Лекок хотел было опять взорваться, но униженность Огюста обезоруживала. Он так привязался к ученику, что не переставал думать о нем, хотя никогда в том не признавался даже самому себе. И вот теперь Огюст просит у него о помощи, которую он не способен ему оказать. Он внимательно посмотрел на Огюста. Молодой человек окреп, раздался в груди и плечах, возмужал. И все же в нем есть что-то мальчишеское, думал Лекок. В нем заложен огромный талант, пожалуй, никто из его учеников таким не обладал. Но сколько еще борьбы, мук потребуется, чтобы развить этот талант.
Огюст сказал:
– Я должен заниматься скульптурой. Это-то я по крайней мере понял.
– Мне нечему вас учить.
– Но, мэтр…
– Я ведь тоже когда-то был художником. И для меня мастерская была самым главным на свете. Ее двери открыты для моих друзей.
Огюст еле сдерживал слезы.
– Если меня нет дома, то ключ под ковриком. – Он заметил, что Огюст все еще не может оправиться от изумления, и пояснил: – Мне шестьдесят. – Словно это означал конец его жизни. – Я перестал выставлять свои работы. И если меня не признали до сих пор, то уж никогда больше не признают.
– Все признают вас, мэтр.
– Как педагога. По крайней мере теперь моя мастерская не будет пустовать.
– Не знаю, как и благодарить вас.
Лекок посмотрел на Огюста, словно тот сказал непристойность.

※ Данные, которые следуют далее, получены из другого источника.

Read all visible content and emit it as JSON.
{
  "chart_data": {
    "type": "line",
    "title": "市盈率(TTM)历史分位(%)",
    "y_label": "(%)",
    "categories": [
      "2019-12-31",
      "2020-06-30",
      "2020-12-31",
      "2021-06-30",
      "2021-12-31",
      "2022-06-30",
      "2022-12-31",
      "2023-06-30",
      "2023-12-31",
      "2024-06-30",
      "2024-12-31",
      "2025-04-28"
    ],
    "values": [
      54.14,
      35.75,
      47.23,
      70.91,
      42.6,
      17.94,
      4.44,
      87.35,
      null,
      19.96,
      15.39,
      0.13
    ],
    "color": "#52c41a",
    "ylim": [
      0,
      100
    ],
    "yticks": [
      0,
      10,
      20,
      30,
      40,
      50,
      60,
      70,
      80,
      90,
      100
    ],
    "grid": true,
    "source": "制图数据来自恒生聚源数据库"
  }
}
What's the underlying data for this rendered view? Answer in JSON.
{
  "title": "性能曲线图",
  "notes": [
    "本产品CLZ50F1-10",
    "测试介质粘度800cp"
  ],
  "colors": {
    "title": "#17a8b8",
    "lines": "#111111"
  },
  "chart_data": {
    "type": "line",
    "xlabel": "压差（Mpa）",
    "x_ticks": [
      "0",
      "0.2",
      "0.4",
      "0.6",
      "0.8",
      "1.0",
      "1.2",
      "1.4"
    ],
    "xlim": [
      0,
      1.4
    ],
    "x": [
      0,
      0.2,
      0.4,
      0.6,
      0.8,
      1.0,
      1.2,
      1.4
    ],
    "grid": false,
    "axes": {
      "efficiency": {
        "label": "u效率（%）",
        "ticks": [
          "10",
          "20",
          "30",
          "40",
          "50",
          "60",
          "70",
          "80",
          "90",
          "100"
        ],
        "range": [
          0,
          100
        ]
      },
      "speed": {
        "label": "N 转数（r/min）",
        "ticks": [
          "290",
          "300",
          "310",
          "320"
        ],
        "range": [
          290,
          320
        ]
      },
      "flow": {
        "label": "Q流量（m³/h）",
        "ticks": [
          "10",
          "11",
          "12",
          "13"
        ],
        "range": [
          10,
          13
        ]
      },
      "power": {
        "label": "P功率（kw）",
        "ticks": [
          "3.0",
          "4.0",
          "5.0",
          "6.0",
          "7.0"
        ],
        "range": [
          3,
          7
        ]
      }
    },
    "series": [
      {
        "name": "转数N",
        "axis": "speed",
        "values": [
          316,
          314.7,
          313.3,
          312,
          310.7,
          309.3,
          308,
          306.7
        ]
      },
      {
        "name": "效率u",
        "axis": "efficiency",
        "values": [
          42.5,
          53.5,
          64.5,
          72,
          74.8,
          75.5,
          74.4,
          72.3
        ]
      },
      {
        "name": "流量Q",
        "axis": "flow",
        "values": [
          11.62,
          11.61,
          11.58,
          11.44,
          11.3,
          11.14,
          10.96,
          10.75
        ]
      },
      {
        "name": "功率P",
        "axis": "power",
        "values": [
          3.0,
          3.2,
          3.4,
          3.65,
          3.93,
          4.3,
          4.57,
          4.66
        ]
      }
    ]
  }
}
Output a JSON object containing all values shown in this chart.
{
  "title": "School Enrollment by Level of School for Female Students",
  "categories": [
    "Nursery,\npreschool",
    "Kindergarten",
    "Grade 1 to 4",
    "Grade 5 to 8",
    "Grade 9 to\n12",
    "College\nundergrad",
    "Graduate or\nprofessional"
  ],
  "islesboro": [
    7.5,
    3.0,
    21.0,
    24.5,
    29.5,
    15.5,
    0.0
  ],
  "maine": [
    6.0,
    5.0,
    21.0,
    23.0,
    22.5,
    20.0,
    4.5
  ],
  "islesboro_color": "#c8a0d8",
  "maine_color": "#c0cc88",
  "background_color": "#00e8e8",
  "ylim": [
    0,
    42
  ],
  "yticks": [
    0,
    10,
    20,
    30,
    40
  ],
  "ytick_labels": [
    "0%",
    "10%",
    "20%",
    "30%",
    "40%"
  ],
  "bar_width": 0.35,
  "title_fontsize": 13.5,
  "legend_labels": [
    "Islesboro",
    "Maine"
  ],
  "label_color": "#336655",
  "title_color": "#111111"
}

– Работайте, работайте, работайте, – закричал он, – пока не свалитесь с ног!
Огюст медленно вышел из здания Малой школы, прошел мимо статуй Геркулеса и Минервы, под латинской надписью над входом. Он прочел ее всего один раз, в тот день, когда поступил сюда, и теперь задумчиво повторил слова: «Utilitas – Firmitas». «Практичность – Надежность», как перевел Барнувен. Он до сих пор не мог полагаться на свое знание латыни. На этот раз мысль о Барнувене оставила его равнодушным. Отец Эймар был прав: время сглаживает все. Но в этих стенах он оставляет частицу жизни. Он крепче прижал к себе пачку рисунков, которые дал Лекок. Они теперь ни к чему ему, но дороги сердцу, как старые детские игрушки.
Вечером Огюст зашел к родителям и сообщил об уходе из монастыря и о том, что снял себе комнату.
Он чувствовал, что родителей огорчил этот его шаг, но дома он не мог больше оставаться. Слишком многое тут мучительно напоминало о Мари, да к тому же желание быть самостоятельным превозмогало все остальное… Были и другие причины.
Когда Огюст ушел, Папа закрыл все окна. Дул сильный северный ветер, огонь в кухне почти погас, и в доме вдруг стало очень холодно. Папа и Мама чувствовали себя одинокими. Им было трудно понять Огюста. Теперь все дети покинули родительский кров.